Are irrational numbers prime?

Question

I don't mean in the literal sense, but from the perspective of not having divisible integers

Answer 1

Treating "prime" as meaning "not divisible by any integer other than $1$ and possibly itself", we have to decide what "divisible" means. Usually, we say that $n$ is divisible by $a$ if there is an integer $b$ so that $ab = n$. Under that interpretation, irrational numbers are certainly "prime", but so are all non-integers; remember that if $a$ and $b$ are both integers, so is $ab$.

However, we could also define "prime" as "divisible only by $1$ and itself". Then, for example, $\pi$ cannot be prime - while it isn't divisible by any integers other than $1$, it isn't divisible by itself either (under our definition of "divisible" above).

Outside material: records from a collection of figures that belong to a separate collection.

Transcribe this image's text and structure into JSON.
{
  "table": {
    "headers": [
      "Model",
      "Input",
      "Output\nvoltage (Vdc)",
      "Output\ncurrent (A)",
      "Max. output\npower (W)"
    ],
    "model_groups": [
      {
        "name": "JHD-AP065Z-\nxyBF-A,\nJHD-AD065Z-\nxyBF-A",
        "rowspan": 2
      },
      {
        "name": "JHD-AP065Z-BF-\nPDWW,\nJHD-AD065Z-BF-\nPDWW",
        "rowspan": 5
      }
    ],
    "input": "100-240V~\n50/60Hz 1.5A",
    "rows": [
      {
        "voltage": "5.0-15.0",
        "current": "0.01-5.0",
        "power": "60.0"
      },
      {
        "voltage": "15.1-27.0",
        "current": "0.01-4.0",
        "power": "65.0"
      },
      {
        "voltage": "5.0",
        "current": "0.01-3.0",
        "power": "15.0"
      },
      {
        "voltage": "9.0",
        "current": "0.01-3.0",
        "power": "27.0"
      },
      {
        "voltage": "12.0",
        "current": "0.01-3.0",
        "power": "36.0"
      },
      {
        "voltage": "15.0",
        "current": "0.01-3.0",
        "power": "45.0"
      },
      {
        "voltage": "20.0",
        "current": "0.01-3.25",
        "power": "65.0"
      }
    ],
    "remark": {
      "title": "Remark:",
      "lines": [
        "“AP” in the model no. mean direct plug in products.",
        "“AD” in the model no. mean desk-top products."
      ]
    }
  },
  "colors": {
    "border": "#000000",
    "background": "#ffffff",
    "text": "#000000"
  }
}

EDIT: You recently commented an observation that suggests another definition. If we count, for example, $3^{-1}$ for the purposes of divisibility, rational numbers are nonprime. So let's use this definition: $n$ is divisible by $a$ if there is some integer power of an integer $b$ so that $ab = n$. So, for example, $3/2$ is divisible by $3$ because $2^{-1}$ is an integer power of an integer. Under that definition, rational numbers are not prime, but irrational numbers are.

Unfortunately, then we have that integers are not prime. For example, $2$ is "divisible" by $4$, because $2 = 4 \cdot 2^{-1}$. So this definition of divisibility doesn't respect the usual one, unlike the previous candidate.